Prof. Doriam Borges: O que poderia ser feito para mudar este cenário, considerando um contexto político de discurso conservador, que expressa uma filosofia na qual, para reduzir a violência, é necessário aplicar mais violência através do braço armado do Estado?

Prof. Joaze Bernardino-Costa: Acho que analisar esse contexto político, de emergência desse discurso conservador, é um desafio, porque isso exige, antes de tudo, uma resistência emocional da nossa parte. Eu escrevi um artigo, recentemente, sobre o recrudescimento do racismo e a ascensão da nova direita no Brasil[6]. Fiz o trabalho, que é necessário, analisando o discurso da extrema-direita nas mídias sociais (Twitter, Facebook, Instagram), e encontrei um absurdo de argumentações rasas e, ao mesmo tempo, conclusivas.

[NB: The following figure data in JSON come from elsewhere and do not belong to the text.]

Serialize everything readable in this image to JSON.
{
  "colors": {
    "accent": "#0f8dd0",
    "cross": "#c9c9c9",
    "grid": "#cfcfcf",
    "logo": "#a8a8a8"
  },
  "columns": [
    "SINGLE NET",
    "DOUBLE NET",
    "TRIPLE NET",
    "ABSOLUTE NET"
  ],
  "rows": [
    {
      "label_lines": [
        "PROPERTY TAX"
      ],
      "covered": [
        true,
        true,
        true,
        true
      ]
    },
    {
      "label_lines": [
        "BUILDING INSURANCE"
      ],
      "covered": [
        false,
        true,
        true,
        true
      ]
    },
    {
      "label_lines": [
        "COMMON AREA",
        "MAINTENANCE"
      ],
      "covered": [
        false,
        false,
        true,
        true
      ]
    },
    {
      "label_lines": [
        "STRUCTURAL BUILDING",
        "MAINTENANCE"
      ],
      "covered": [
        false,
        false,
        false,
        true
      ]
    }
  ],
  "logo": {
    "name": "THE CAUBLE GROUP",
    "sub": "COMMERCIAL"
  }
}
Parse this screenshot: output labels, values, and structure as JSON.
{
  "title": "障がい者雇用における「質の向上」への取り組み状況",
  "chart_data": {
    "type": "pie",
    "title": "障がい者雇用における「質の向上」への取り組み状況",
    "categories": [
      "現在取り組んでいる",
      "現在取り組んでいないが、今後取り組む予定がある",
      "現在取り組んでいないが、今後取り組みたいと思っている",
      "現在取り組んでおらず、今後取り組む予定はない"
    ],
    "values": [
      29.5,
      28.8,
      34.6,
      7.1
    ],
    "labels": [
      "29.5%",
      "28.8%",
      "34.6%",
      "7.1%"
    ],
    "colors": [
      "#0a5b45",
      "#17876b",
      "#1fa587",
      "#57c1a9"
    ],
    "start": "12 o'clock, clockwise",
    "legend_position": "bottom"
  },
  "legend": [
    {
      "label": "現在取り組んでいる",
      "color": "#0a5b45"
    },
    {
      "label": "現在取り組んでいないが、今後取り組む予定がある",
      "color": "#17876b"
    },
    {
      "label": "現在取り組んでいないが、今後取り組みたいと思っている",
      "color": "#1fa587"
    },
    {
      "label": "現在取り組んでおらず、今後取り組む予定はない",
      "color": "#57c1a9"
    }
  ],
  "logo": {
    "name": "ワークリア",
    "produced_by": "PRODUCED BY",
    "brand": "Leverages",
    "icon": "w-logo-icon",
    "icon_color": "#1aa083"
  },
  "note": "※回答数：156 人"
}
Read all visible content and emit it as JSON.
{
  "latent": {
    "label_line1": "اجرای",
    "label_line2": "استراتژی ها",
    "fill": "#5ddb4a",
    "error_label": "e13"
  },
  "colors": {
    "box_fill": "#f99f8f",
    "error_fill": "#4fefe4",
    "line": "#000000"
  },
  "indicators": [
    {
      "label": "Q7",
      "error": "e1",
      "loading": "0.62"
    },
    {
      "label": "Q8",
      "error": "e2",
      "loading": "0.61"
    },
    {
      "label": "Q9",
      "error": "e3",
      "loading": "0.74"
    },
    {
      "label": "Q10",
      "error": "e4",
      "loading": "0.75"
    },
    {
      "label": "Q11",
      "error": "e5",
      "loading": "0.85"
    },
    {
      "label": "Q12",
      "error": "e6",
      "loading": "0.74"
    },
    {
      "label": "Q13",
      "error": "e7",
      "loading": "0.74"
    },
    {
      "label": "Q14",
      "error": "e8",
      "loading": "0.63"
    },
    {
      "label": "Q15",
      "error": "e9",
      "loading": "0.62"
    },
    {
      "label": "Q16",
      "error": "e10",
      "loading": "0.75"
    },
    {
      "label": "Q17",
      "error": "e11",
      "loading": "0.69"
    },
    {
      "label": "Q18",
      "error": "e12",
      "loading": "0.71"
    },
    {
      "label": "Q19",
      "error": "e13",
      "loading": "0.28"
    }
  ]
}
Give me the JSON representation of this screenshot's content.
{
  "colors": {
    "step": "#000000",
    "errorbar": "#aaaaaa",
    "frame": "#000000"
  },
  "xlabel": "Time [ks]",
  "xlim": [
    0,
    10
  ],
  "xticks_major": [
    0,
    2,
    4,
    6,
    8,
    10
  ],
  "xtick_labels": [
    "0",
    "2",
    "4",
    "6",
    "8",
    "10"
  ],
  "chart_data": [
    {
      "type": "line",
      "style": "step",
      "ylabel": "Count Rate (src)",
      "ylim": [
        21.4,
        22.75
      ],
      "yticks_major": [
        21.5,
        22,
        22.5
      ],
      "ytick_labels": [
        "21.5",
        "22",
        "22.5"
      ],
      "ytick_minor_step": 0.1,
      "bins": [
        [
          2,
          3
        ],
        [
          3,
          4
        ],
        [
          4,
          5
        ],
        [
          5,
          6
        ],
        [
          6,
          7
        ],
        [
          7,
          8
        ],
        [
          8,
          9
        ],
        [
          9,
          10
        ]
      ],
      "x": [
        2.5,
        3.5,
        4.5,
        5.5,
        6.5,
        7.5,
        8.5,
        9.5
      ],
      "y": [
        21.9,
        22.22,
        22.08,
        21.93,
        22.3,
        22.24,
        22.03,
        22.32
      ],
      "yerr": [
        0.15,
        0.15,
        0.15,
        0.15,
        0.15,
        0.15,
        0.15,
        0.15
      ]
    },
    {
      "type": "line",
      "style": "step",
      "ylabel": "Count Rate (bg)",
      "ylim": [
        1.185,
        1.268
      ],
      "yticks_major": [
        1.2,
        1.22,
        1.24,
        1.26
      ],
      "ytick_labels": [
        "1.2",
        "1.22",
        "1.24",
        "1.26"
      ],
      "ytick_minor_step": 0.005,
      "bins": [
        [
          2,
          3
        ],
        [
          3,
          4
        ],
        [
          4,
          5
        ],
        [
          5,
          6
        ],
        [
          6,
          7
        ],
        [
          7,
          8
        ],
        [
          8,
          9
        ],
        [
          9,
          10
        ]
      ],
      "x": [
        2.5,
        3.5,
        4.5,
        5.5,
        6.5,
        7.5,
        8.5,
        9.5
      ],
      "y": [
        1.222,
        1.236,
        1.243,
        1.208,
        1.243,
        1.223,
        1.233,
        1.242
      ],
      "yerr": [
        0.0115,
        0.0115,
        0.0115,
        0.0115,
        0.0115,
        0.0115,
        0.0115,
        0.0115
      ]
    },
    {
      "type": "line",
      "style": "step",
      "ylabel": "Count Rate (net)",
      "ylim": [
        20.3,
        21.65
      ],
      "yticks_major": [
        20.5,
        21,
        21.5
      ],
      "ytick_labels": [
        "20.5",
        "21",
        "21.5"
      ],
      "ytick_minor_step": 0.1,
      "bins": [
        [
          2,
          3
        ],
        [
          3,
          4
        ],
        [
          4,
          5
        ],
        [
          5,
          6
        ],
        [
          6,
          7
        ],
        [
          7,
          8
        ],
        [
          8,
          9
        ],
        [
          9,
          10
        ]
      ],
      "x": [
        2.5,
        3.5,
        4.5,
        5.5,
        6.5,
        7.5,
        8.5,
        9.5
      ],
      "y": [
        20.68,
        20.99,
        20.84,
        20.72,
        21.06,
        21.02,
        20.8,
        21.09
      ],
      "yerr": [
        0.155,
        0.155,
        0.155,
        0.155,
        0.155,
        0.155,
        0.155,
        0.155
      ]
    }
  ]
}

E é isso que é o mundo virtual. Não é um espaço de elaboração de argumentos. As pessoas chegam muito rápido às conclusões. As pessoas são muito propositivas - querem saber o que têm que fazer. E, em um desses grupos, um cluster de atores e de organizações em torno da segurança pública, o tom é o seguinte: para resolver o problema da segurança pública é preciso recrudescer a justiça penal. Então, o que se vê são slogans tais como: "a única pena que você tem que ter do bandido é a pena de morte", "se estiver com pena do bandido leve-o pra casa”. Enfim, chavões que a gente escuta e que estão aliados à 'bancada da bala' no Congresso Nacional. Quer dizer, há uma forte estruturação disso aí. O enfrentamento disto só pode se dar a partir das formas coletivas.

Pensando um pouco do ponto de vista teórico, e me apoiando novamente em Achille Mbembe (2017), o que a gente assiste é à difusão de uma política de inimizade, da construção daquele que diverge de mim como um inimigo. Este é um cenário que está diante dos nossos olhos. A oposição política não é mais tratada como alguém que está na arena do debate, na arena do diálogo, mas é colocado na arena do inimigo, e, portanto, deve ser eliminada.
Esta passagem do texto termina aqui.